Let's polish that pyramid to shine
A St. Petersburg City Council member has proposed illuminating the Pier's landmark to make for brilliant nights.
By AARON SHAROCKMAN
Published June 14, 2006
ST. PETERSBURG - While the city debates the long-term future of the Pier - namely, whether to replace the 33-year-old inverted pyramid - City Council member John Bryan is pushing a temporary fix.
This week, the council is expected to approve Bryan's plan to purchase new outdoor lighting for the iconic upside down structure.
The lighting, which costs $187,000, will illuminate the glass pyramid an array of colors at night.
Bryan, who has seen the lighting program while visiting New York, said the lights can turn an absolutely pedestrian block building into a spectacle. He expects similar results at the Pier.
"For a small amount of money, we can make the Pier just as spectacular as everything else on the waterfront," Bryan said.

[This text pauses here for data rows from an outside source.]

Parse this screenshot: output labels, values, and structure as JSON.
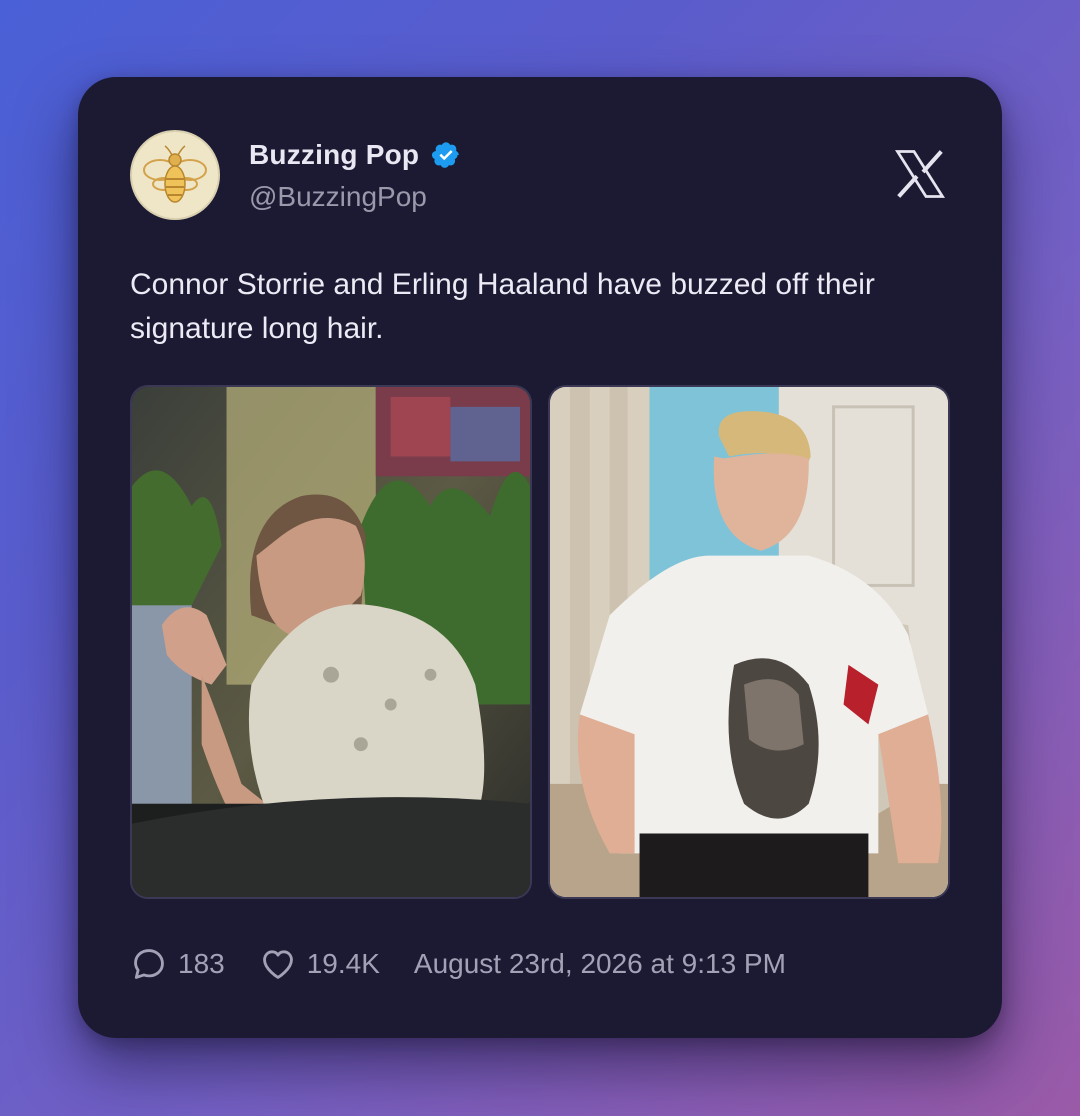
{
  "author": {
    "display_name": "Buzzing Pop",
    "handle": "@BuzzingPop",
    "verified": true,
    "avatar_icon": "bee-icon"
  },
  "platform_icon": "x-logo-icon",
  "tweet": {
    "text": "Connor Storrie and Erling Haaland have buzzed off their signature long hair."
  },
  "media": [
    {
      "icon": "photo-restaurant-man"
    },
    {
      "icon": "photo-man-white-tshirt"
    }
  ],
  "footer": {
    "replies": "183",
    "likes": "19.4K",
    "timestamp": "August 23rd, 2026 at 9:13 PM"
  },
  "colors": {
    "card_bg": "#1c1a33",
    "verified_blue": "#1d9bf0",
    "text_primary": "#e9e7f2",
    "text_secondary": "#9a98ab"
  }
}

The lighting can change colors in a moment and displays can be timed for the season, the day, or just the mood. Funding is available through unused money from the Florida Department of Transportation.
"When you're out there at night, imagining what can be done - it can be really incredible," council member Jeff Danner said.

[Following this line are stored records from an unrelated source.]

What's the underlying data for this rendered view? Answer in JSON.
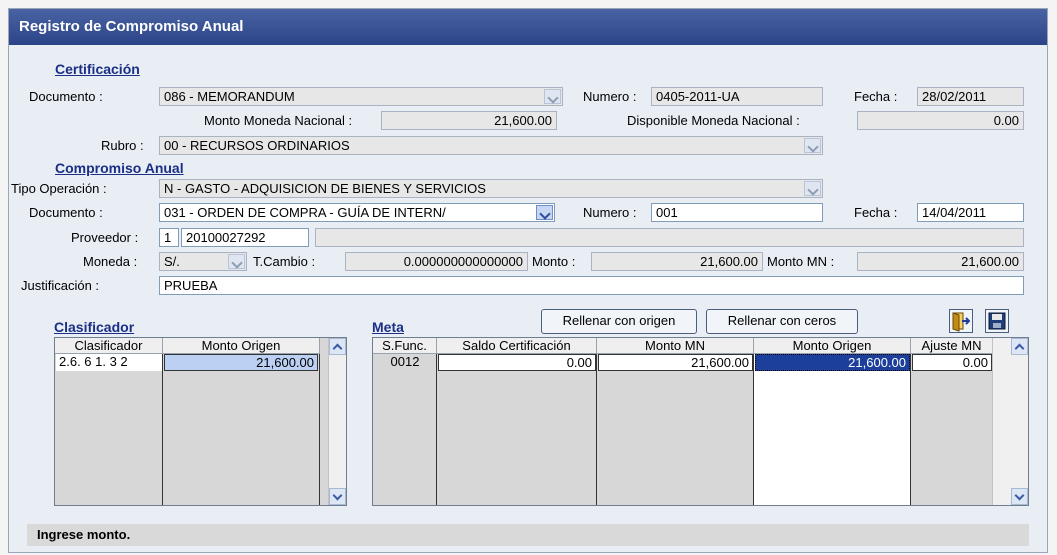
{
  "window": {
    "title": "Registro de Compromiso Anual"
  },
  "certificacion": {
    "section_title": "Certificación",
    "documento_label": "Documento :",
    "documento_value": "086 - MEMORANDUM",
    "numero_label": "Numero :",
    "numero_value": "0405-2011-UA",
    "fecha_label": "Fecha :",
    "fecha_value": "28/02/2011",
    "monto_label": "Monto Moneda Nacional :",
    "monto_value": "21,600.00",
    "disponible_label": "Disponible Moneda Nacional :",
    "disponible_value": "0.00",
    "rubro_label": "Rubro :",
    "rubro_value": "00 - RECURSOS ORDINARIOS"
  },
  "compromiso": {
    "section_title": "Compromiso Anual",
    "tipo_label": "Tipo Operación :",
    "tipo_value": "N  - GASTO - ADQUISICION DE BIENES Y SERVICIOS",
    "documento_label": "Documento :",
    "documento_value": "031 - ORDEN DE COMPRA - GUÍA DE INTERN/",
    "numero_label": "Numero :",
    "numero_value": "001",
    "fecha_label": "Fecha :",
    "fecha_value": "14/04/2011",
    "proveedor_label": "Proveedor :",
    "proveedor_tipo": "1",
    "proveedor_ruc": "20100027292",
    "proveedor_nombre": "",
    "moneda_label": "Moneda :",
    "moneda_value": "S/.",
    "tcambio_label": "T.Cambio :",
    "tcambio_value": "0.000000000000000",
    "monto_label": "Monto :",
    "monto_value": "21,600.00",
    "montomn_label": "Monto MN :",
    "montomn_value": "21,600.00",
    "justificacion_label": "Justificación :",
    "justificacion_value": "PRUEBA"
  },
  "clasificador": {
    "section_title": "Clasificador",
    "headers": [
      "Clasificador",
      "Monto Origen"
    ],
    "rows": [
      [
        "2.6. 6 1. 3 2",
        "21,600.00"
      ]
    ]
  },
  "meta": {
    "section_title": "Meta",
    "rellenar_origen_label": "Rellenar con origen",
    "rellenar_ceros_label": "Rellenar con ceros",
    "headers": [
      "S.Func.",
      "Saldo Certificación",
      "Monto MN",
      "Monto Origen",
      "Ajuste MN"
    ],
    "rows": [
      [
        "0012",
        "0.00",
        "21,600.00",
        "21,600.00",
        "0.00"
      ]
    ]
  },
  "status": {
    "message": "Ingrese monto."
  },
  "icons": {
    "exit": "exit-door-icon",
    "save": "floppy-disk-save-icon"
  },
  "colors": {
    "title_bar": "#2b4488",
    "section_title": "#1b2f86",
    "selection": "#1c3f9b"
  }
}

The lighting can also be moved, meaning it could light the Mahaffey Theater or other city buildings if the need arises, or if the inverted pyramid is one day replaced.
Council members are currently considering how to spend $50-million earmarked for Pier improvements.
Parts of the approach and base are corroded and cracked and need to be repaired. But there is also some discussion about replacing the 1973 pyramid structure with something more timeless.
While those talks evolve, council members see new lighting as a good temporary solution.
"This is an attraction within an attraction for a very reasonable amount of money," council member Rick Kriseman said.
If approved Thursday, city officials expect the lighting to be in place by the end of the year.